Key Experimental Results¶

Main Results (CelebV-Text Dataset)¶

Model	Method	ISM↓	C-FIQA↓	Q-A(F)↓	Q-A(V)↓	DINO↓
CogVideoX	Clean	0.721	0.522	0.746	0.802	0.828
CogVideoX	MIST	0.561	0.463	0.476	0.577	0.750
CogVideoX	Anti-I2V	0.448	0.433	0.447	0.532	0.722
DynamiCrafter	Clean	0.528	0.467	0.724	0.794	0.622
DynamiCrafter	AdvDM	0.269	0.370	0.167	0.207	0.397
DynamiCrafter	Anti-I2V	0.151	0.303	0.032	0.047	0.167

Ablation Study¶

Configuration	ISM↓	Q-A(V)↓	Note
RGB perturbation only	0.583	0.543	Baseline (similar to AdvDM)
+ Lab*	0.521	0.511	Color-space perturbation more effective
+ DCT	0.498	0.496	Frequency domain further improves results
+ IRC	0.472	0.558	Semantic collapse is effective
+ IRA	0.460	0.540	Anchor loss provides complementary gains
Full Anti-I2V	0.448	0.532	All components synergize optimally

Key Findings¶

The method achieves the most significant results on DynamiCrafter (UNet architecture), reducing Q-A(V) from 0.794 to 0.047.
It also proves effective on CogVideoX (DiT architecture), validating cross-architecture generalization.
A simple layer selection strategy (last 3 layers → layer 3) generalizes across different architectures.

Highlights & Insights¶

First systematic study of adversarial perturbation optimization in non-RGB spaces; the L*a*b* + frequency-domain combination represents a promising new direction.
The IRC loss is theoretically grounded in PCA analysis of layer-wise features in the denoising network.
Applicable to three mainstream architectures (UNet, DiT, MMDiT), demonstrating strong practical utility.

Limitations & Future Work¶

Perturbation optimization still requires white-box access to the target model; black-box transferability has not been sufficiently validated.
Robustness against image preprocessing (JPEG compression, blurring) warrants further analysis.
Computational efficiency: PGD-based iterative perturbation optimization incurs significant computational overhead.

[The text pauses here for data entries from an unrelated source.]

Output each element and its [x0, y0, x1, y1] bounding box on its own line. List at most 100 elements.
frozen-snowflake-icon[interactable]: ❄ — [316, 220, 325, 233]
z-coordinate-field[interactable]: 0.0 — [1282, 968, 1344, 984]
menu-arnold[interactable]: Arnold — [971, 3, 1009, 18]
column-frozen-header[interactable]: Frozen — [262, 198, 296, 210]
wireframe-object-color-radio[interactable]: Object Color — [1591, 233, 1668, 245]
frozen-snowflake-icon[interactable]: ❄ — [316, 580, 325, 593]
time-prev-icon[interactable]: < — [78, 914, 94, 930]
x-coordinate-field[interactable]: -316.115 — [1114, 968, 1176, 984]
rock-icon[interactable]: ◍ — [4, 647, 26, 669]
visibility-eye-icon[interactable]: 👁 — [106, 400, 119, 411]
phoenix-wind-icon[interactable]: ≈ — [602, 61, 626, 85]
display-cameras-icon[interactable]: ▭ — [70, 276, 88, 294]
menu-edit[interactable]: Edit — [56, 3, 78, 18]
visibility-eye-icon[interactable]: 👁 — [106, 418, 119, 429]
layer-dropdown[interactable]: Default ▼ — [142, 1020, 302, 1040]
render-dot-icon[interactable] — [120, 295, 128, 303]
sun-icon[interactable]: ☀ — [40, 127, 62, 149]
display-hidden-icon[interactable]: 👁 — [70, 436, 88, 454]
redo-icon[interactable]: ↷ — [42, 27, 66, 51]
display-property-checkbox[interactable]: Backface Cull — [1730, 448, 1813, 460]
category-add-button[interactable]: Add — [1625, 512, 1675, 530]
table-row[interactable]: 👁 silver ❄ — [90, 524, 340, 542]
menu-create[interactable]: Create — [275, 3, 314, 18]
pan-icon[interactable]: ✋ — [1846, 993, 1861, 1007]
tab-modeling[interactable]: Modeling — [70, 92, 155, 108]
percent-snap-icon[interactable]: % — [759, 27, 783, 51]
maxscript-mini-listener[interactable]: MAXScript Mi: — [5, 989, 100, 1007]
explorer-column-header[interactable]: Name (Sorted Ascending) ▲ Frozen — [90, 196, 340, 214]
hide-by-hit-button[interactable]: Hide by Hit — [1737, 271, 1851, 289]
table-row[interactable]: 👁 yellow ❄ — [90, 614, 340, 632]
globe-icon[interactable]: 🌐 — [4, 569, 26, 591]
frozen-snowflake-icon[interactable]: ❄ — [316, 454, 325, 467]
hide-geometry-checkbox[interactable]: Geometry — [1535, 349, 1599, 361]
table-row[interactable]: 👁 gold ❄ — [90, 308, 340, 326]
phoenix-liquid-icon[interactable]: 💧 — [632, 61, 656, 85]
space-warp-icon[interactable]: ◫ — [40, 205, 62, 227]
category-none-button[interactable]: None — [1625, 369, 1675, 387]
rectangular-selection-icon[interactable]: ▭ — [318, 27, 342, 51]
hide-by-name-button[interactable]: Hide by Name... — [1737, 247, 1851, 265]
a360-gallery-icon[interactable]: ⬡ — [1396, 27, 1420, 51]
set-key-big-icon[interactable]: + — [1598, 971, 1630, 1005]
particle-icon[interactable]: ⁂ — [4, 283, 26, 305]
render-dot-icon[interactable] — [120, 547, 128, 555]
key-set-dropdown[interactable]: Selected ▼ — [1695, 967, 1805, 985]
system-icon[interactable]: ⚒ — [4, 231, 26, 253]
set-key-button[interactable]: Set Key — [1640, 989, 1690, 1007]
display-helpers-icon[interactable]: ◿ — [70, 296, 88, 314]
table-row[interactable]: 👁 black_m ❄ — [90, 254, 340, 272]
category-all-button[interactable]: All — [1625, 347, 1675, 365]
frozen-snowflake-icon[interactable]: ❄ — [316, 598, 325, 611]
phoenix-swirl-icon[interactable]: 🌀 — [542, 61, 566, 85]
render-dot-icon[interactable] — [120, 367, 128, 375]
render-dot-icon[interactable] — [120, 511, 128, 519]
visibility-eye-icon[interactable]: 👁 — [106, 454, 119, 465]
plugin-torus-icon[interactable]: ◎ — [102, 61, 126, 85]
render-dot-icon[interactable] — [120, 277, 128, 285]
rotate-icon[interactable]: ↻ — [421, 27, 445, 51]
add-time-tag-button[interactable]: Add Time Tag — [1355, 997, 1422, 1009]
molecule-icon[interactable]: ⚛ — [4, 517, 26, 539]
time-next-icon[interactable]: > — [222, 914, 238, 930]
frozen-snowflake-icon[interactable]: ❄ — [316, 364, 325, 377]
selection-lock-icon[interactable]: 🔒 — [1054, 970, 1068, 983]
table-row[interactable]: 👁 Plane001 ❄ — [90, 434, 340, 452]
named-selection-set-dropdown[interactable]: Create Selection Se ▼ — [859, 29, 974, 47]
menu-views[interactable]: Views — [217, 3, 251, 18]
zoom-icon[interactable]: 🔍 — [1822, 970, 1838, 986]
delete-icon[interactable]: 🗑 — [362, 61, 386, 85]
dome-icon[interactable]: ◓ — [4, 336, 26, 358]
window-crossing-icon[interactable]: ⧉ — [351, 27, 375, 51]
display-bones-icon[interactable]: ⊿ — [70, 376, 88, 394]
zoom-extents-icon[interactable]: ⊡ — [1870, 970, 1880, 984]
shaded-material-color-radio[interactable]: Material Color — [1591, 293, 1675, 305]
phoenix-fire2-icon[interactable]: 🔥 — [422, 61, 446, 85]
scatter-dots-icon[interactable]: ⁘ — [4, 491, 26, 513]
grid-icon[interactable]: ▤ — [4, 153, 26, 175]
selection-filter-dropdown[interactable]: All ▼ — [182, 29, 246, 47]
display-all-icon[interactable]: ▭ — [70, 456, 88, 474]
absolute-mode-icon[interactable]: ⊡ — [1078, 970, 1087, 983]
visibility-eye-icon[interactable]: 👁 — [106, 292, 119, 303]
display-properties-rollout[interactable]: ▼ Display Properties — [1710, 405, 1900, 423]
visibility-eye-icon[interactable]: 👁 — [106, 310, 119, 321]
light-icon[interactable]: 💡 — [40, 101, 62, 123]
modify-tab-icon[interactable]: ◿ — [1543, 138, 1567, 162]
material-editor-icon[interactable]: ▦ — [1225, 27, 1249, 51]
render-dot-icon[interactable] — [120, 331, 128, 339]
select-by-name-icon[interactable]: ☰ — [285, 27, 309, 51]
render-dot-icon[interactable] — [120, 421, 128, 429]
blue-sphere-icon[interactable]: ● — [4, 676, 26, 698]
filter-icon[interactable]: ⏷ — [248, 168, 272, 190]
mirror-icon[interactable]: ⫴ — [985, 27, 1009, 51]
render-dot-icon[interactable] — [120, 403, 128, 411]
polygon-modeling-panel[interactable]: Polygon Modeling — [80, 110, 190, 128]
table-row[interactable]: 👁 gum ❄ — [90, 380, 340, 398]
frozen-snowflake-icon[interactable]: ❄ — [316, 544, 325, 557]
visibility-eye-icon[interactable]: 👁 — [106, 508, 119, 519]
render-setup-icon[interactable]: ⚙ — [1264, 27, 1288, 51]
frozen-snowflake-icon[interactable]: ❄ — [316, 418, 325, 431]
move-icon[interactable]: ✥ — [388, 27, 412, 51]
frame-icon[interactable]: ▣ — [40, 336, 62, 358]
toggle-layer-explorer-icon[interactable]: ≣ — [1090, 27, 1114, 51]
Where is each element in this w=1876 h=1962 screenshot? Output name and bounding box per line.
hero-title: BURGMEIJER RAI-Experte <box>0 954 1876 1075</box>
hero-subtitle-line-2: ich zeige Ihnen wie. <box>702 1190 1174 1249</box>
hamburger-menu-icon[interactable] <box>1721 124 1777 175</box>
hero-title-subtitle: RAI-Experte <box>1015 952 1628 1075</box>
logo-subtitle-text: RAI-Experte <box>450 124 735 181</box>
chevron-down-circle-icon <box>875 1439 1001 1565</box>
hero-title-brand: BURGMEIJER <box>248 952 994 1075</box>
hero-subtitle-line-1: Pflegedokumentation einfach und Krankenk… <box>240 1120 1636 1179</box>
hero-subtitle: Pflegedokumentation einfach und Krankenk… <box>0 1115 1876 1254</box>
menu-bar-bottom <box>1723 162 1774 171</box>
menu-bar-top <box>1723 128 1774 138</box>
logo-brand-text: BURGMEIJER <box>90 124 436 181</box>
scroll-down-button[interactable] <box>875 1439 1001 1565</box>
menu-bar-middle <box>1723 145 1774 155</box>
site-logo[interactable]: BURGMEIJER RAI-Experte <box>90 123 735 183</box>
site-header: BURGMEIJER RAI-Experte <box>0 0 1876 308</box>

The text-level loss shares conceptual similarities with MIST but extends the disruption to the layer level.
The DSP approach can be generalized to other adversarial attack and defense scenarios.

Rating¶

Novelty: ⭐⭐⭐⭐ The combination of dual-space perturbation and layer-wise feature collapse is novel.
Experimental Thoroughness: ⭐⭐⭐⭐ Three VDM architectures × two datasets with comprehensive ablation.
Writing Quality: ⭐⭐⭐⭐ Technical details are thorough; PCA analysis is intuitive.
Value: ⭐⭐⭐⭐ Significant practical implications for AI safety and privacy protection.